A presidente nacional do PT, Gleisi Hoffmann, não foi consultada sobre as negociações por Marília Arraes. Gleisi não conversou com Marília nos últimos dias sobre o assunto.

A saída da petista pode significar uma perda de uma aliada considerável do ponto de vista eleitoral para Lula em Pernambuco em meio à busca pela vitória presidencial.

Entre aliados próximos há consenso de que Marília embarcou para Brasília no início da semana com a missão de negociar com outros partidos. Na terça, ela chamou assessores políticos mais próximos para ajudá-la a tomar uma decisão. A parlamentar acredita que não terá aval do PT para disputar o Senado.
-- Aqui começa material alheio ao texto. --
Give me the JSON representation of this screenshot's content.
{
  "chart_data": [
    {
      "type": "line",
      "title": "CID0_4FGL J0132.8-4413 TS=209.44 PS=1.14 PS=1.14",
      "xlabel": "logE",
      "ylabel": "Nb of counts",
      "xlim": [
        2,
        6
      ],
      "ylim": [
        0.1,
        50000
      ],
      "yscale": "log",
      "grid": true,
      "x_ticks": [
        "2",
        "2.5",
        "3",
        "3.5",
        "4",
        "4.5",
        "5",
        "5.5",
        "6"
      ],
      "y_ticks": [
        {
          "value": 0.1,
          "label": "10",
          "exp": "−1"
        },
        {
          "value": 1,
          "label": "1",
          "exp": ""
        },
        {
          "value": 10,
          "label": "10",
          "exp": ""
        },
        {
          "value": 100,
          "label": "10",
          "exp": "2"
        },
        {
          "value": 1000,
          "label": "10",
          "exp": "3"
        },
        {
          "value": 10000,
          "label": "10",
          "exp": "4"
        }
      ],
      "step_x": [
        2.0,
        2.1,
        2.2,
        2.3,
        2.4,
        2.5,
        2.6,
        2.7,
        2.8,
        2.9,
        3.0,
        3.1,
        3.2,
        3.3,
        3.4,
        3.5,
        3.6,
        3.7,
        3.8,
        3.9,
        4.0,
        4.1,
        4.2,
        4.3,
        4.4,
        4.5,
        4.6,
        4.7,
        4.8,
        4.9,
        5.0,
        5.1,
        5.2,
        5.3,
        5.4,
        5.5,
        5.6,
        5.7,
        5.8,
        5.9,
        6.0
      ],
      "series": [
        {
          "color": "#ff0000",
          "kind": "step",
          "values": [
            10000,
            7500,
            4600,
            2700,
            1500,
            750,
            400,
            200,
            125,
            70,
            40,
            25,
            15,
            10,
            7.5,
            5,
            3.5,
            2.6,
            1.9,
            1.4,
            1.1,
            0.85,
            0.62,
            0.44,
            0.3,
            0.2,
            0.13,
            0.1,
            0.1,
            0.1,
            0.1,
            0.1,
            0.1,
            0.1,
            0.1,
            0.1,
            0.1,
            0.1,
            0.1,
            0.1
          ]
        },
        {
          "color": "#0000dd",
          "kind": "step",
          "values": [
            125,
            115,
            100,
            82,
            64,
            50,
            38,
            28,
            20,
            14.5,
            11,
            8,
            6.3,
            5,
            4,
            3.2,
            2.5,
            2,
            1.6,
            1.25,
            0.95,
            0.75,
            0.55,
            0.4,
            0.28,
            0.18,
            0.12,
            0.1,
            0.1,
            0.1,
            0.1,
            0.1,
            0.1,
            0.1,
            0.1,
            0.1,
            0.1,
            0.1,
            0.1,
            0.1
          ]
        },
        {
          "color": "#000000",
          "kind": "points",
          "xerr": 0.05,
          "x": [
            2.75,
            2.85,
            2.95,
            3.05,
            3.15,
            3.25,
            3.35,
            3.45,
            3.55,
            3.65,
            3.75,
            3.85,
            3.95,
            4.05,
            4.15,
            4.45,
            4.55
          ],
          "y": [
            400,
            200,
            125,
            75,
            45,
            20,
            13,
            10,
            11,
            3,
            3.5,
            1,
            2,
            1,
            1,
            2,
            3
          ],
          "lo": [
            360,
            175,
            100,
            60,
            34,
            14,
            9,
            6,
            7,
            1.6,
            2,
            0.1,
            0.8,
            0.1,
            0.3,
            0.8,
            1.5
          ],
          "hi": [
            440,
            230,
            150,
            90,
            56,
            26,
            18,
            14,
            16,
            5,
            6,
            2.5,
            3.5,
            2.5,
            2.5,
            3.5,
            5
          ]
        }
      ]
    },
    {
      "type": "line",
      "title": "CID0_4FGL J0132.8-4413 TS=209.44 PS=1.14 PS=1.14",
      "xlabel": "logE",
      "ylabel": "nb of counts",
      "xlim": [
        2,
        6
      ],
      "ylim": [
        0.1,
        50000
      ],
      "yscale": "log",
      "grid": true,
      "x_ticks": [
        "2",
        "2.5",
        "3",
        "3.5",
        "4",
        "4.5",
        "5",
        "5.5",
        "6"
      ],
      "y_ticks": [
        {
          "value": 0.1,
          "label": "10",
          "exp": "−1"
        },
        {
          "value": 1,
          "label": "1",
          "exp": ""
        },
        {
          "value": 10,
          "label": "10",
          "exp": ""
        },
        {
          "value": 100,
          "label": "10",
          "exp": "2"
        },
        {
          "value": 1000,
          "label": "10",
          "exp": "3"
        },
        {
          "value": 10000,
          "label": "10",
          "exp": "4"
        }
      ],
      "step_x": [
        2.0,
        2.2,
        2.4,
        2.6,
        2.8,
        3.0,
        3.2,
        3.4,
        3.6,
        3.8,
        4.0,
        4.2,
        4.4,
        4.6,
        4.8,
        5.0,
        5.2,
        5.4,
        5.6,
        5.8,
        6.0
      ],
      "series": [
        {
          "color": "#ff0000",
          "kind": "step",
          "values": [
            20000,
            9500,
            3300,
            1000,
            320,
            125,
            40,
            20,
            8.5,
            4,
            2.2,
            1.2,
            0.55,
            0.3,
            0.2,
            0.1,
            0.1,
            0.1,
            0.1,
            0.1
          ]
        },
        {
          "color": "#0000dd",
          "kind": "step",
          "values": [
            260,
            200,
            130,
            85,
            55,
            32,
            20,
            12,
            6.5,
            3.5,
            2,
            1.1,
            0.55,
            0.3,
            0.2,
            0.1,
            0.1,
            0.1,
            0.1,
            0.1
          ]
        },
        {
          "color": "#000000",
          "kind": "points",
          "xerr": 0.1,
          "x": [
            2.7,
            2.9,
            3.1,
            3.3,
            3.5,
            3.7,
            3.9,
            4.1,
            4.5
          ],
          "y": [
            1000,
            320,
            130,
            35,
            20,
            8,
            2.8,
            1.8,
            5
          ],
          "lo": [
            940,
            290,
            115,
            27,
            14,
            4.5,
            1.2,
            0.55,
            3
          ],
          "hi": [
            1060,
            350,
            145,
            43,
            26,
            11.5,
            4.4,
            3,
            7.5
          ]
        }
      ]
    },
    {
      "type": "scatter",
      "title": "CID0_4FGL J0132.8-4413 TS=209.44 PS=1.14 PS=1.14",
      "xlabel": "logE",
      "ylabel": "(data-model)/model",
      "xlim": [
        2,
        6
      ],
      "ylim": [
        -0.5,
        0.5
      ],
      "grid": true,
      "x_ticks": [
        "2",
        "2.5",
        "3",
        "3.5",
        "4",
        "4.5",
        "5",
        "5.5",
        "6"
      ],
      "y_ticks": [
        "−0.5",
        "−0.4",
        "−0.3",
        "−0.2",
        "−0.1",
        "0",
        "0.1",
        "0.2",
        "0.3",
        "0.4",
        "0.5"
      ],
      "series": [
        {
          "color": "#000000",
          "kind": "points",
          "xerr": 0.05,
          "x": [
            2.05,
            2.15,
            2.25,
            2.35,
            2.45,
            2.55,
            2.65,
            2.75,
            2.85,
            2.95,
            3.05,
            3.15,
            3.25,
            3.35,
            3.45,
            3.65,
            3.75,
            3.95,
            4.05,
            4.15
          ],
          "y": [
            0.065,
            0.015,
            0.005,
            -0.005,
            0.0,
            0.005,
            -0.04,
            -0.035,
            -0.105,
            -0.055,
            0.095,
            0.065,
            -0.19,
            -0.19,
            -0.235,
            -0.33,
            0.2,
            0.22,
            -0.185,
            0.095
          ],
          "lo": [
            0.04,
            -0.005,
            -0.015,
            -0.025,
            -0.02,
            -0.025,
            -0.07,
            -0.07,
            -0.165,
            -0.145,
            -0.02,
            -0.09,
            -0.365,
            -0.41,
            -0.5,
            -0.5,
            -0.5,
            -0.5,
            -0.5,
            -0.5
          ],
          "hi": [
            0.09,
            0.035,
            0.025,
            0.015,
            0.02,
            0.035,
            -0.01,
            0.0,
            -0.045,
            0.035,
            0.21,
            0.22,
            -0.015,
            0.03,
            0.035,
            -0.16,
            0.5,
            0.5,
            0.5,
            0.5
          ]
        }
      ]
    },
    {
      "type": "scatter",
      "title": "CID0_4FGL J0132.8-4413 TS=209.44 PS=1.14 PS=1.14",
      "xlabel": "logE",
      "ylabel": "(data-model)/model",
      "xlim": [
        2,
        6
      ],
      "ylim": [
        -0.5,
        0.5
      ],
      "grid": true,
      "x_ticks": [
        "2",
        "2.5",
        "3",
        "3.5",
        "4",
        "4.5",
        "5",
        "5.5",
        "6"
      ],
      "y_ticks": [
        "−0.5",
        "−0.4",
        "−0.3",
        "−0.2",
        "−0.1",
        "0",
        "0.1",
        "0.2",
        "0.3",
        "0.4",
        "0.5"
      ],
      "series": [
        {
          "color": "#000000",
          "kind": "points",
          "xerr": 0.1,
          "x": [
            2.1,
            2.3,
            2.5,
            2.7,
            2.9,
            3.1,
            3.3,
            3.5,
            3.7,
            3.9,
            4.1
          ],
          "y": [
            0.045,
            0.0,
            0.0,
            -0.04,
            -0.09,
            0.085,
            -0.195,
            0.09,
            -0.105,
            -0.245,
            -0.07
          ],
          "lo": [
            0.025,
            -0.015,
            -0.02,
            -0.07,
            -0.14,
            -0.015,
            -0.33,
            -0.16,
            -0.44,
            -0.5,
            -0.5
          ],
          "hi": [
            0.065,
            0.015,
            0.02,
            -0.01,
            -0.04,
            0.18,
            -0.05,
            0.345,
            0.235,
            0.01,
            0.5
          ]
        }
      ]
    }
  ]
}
Em Pernambuco, Marília faz parte de grupo oposto ao do senador Humberto Costa no PT.

Marília Arraes entrou no PT em 2016, dois anos após iniciar um processo de rompimento com o PSB. Em 2018, ela se lançou como pré-candidata ao Governo de Pernambuco, mas foi rifada do pleito pela direção nacional do PT em troca do PSB não dar apoio a Ciro Gomes.

Em 2020, o cenário foi inverso: Marília Arraes não teve o aval do PT local para disputar a Prefeitura do Recife, mas a direção nacional da legenda fez uma intervenção e bancou a sua candidatura. A petista acabou derrotada pelo primo de segundo grau, João Campos (PSB), em um segundo turno de disputa acirrada.